Tooth Pain & Sensitivity After a Filling

Dental fillings are necessary for treating cavities, which are small holes in your teeth which form as a result of decay. Although the filling process is simple and straightforward, the pain after a filling can be troublesome if not handled the right way. A toothache after a filling usually subsides within a few days, but it all depends on the cause and how you treat it afterwards.

What are some common feelings after a filling?

Tooth pain after a filling won’t occur immediately. Dentists use a numbing agent during the operation, so you will not feel anything within the first couple of hours following the appointment. But once the numbness starts to go away, you will experience some strange sensations inside the mouth. Some of these feelings include:

  • Tender, painful gums
  • Tooth sensitivity when you inhale cold air
  • Painful feelings when you consume foods and drinks that are hot or cold
  • Discomfort or pain when you clench your teeth
  • Unpleasant sensations in the impacted tooth when you eat, brush, or floss

What causes tooth pain after the filling?

There are a variety of things that cause a sensitive tooth after a filling. The first is the way you bite or chew. Whenever you get a filling, it can make the affected tooth an irregular height, compared to the rest of your teeth. This uneven height will put a different kind of pressure on the impacted tooth, causing extra pain or even a cracked filling.

Another cause of tooth sensitivity after a filling is pulpitis. Whenever your dentist eliminates the decayed components from your tooth, he or she uses a drill that emits heat. Occasionally the pulp in your tooth can get inflamed, which eventually causes pulpitis. Your pulp forms a connective tissue toward the centre of your tooth, so this can cause severe pain and sometimes infection.

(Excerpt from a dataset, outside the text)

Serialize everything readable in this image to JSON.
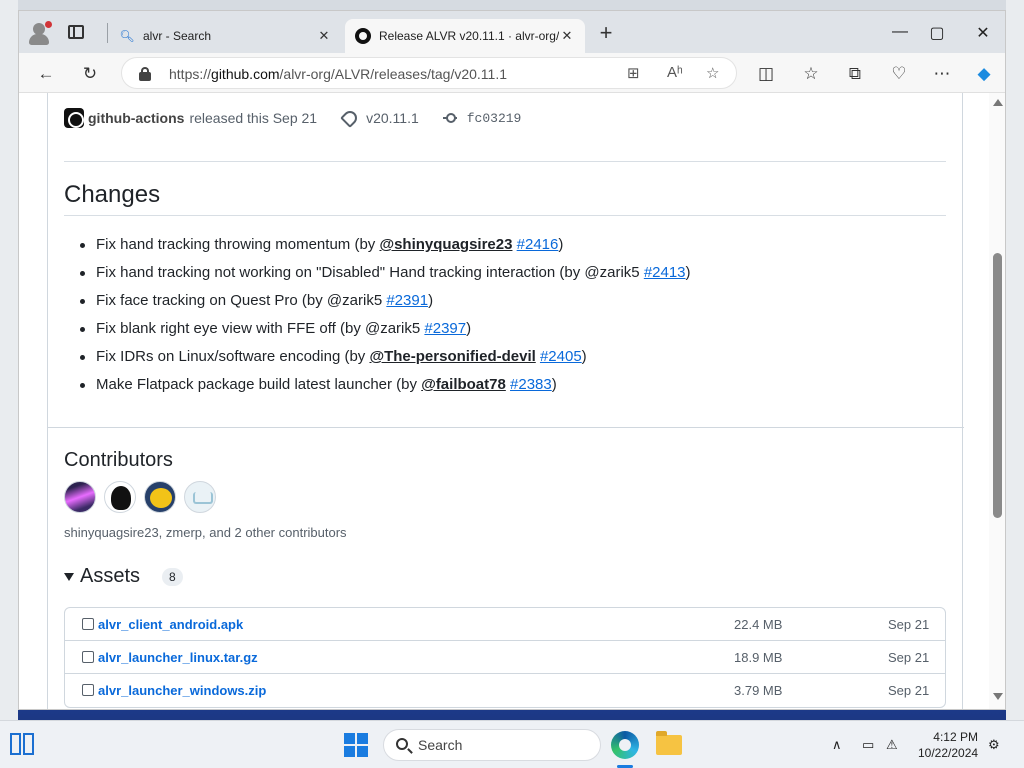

There will also be times when an allergic reaction can take place after a filling. This reaction could be a result of the materials that were used in the filling. If you notice itching or a rash near the infected tooth, call your dentist and let him or her know that you might be having an allergic reaction. The dentist can always replace the filling with a different kind of material.

How to treat the tooth sensitivity

If you do nothing after a filling, you will be left wondering when the pain will go away. But you can speed up the healing process by implementing a variety of different strategies. You can take anti-inflammatory medication, such as ibuprofen.

You will also need to implement some discipline with your diet for the time being. You should do your best to stay away from hot or cold foods and drinks. Acidic foods and beverages, such as wine, yoghurt, and citrus fruits, are also best avoided. It helps to chew food on the opposite side of your mouth, far away from the impacted tooth.

When you brush or floss in the morning and night, make sure to do so gently. You could also invest in a desensitizing toothpaste product.